Anna Harris

Personal information
- Full name: Anna Yolanda Harris
- Born: 15 October 1998 (age 27) High Wycombe, Buckinghamshire, England
- Batting: Right-handed
- Bowling: Right-arm leg break
- Role: Bowler

Domestic team information
- 2012–2014: Buckinghamshire
- 2015–2017: Berkshire
- 2018–2020: Buckinghamshire
- 2021: Wales

Umpiring information
- T20Is umpired: 8 (2024)
- WTests umpired: 2 (2022–2023)
- WODIs umpired: 24 (2021–2025)
- WT20Is umpired: 29 (2023–2025)
- FC umpired: 1 (2025)
- LA umpired: 12 (2022–2024)
- Source: CricketArchive, 22 June 2023

= Anna Harris =

English cricket umpire and cricketer (born 1998)

Dr Anna Yolanda Harris (born 15 October 1998) is an English cricket umpire and cricketer.

Harris began umpiring top-level cricket in 2020, and umpired her first international match in 2021. She has also played domestic cricket for Wales, Buckinghamshire and Berkshire.

==Personal life==
In 2025, Harris was awarded a Medical Degree from Cardiff University. Throughout her time at medical school, she served as a healthcare support worker, including treating patients diagnosed with COVID-19.

==Career==
She pursued her interest in the sport of cricket from when she was just five years old. She was inspired to take up the sport by one of her teachers who brought cricket kit out in order to entertain the students during a rainy day at her primary school. She soon urged her mother Yolanda to sign her up in order to play for a local club. She was later encouraged to pursue an umpiring course by her mother, who was also an umpire by profession.

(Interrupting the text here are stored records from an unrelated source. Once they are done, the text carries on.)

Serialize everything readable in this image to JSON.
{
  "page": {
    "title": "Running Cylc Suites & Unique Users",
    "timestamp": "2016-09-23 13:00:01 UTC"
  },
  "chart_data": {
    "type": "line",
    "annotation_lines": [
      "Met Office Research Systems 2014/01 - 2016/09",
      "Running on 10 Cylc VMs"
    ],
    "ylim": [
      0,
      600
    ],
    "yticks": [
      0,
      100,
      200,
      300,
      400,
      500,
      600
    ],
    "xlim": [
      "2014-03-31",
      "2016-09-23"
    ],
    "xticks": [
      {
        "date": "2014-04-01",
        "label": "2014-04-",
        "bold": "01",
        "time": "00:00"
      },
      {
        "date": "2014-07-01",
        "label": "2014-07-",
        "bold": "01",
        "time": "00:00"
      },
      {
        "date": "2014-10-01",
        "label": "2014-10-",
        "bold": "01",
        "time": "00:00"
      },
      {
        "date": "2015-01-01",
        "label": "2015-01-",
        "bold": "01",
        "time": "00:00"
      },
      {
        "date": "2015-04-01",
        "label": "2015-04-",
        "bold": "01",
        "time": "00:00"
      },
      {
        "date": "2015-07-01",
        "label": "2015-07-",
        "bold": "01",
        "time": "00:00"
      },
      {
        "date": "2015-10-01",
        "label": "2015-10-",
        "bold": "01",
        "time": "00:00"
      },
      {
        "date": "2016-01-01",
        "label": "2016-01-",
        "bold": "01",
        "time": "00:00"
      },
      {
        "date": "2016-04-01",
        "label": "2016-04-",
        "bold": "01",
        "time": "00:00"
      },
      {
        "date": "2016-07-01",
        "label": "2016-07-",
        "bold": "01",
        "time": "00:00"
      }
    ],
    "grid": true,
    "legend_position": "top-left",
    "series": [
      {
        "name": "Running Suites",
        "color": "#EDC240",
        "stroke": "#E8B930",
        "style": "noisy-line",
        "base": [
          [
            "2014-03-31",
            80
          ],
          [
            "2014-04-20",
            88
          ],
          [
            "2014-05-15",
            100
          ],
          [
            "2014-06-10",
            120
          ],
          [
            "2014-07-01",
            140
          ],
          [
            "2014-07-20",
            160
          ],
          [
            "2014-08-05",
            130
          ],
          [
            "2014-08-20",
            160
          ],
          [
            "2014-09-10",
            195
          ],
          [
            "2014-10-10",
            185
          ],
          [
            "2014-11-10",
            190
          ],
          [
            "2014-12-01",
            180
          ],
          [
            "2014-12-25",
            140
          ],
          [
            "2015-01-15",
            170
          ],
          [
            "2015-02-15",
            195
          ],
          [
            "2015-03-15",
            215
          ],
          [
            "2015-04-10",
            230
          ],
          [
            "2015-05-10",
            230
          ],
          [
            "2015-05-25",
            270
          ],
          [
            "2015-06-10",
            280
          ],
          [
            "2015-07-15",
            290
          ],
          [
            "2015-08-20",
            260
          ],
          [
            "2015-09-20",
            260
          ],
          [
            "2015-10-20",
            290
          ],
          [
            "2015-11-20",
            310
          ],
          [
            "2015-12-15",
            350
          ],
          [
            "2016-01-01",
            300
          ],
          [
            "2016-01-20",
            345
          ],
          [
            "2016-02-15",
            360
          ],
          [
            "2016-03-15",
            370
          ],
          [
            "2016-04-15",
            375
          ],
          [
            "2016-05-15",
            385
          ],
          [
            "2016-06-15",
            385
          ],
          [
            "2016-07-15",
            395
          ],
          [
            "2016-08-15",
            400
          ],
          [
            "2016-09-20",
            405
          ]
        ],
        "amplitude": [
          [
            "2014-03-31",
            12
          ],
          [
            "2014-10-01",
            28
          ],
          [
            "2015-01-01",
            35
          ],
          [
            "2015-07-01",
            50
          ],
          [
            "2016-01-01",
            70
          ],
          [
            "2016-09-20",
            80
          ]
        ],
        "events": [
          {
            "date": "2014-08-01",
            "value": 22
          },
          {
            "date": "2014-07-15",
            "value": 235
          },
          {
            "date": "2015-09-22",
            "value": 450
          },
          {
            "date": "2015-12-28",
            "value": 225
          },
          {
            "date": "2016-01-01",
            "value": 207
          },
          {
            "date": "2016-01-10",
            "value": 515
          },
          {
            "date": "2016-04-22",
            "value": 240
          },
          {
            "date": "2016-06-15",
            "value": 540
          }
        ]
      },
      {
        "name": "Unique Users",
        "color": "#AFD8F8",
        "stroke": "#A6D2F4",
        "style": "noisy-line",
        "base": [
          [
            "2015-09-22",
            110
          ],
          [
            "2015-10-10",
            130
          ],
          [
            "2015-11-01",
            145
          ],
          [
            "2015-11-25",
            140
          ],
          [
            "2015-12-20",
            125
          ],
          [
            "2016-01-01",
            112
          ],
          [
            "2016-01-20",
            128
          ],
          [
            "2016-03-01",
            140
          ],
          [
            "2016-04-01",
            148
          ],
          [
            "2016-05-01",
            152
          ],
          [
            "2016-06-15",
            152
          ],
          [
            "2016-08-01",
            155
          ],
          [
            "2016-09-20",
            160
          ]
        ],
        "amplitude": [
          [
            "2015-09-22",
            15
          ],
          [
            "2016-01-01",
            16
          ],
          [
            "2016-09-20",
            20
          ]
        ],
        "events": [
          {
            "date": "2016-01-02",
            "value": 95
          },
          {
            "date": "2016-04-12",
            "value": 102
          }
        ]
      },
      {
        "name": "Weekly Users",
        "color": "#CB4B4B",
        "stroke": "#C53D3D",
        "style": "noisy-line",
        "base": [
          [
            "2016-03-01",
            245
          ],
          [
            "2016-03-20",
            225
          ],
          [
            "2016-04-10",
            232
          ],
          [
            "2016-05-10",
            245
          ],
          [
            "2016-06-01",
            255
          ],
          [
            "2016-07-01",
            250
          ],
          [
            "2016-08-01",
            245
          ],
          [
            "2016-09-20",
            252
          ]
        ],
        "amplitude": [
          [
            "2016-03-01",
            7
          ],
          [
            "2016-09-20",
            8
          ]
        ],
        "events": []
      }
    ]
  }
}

In May 2021, she, alongside Yvonne Dolphin-Cooper, created history by becoming the first-all female umpiring duo ever in ECB Premier League history when they officiated together in a West of England Premier League match between Downend CC and Bedminster in Gloucestershire.

She officiated as one of the umpires in the inaugural edition of the Rachael Heyhoe Flint Trophy in 2020. She was also chosen to officiate in the 2021 Rachael Heyhoe Flint Trophy. She has also served as an umpire in the South Wales Premier League, the Thames Valley League, and completed a season in Melbourne. She also officiated in few matches of the inaugural edition of The Hundred in 2021.

She became the youngest ever umpire to officiate in an international cricket match at the age of 22 during the bilateral women's ODI series between England and New Zealand in September 2021.

She umpired with Rob White in a men's 50-over match, Kent v Leicestershire, on Sunday 6 August 2023.

In September 2024 she was named as part of an all-female officiating group for the 2024 ICC Women's T20 World Cup.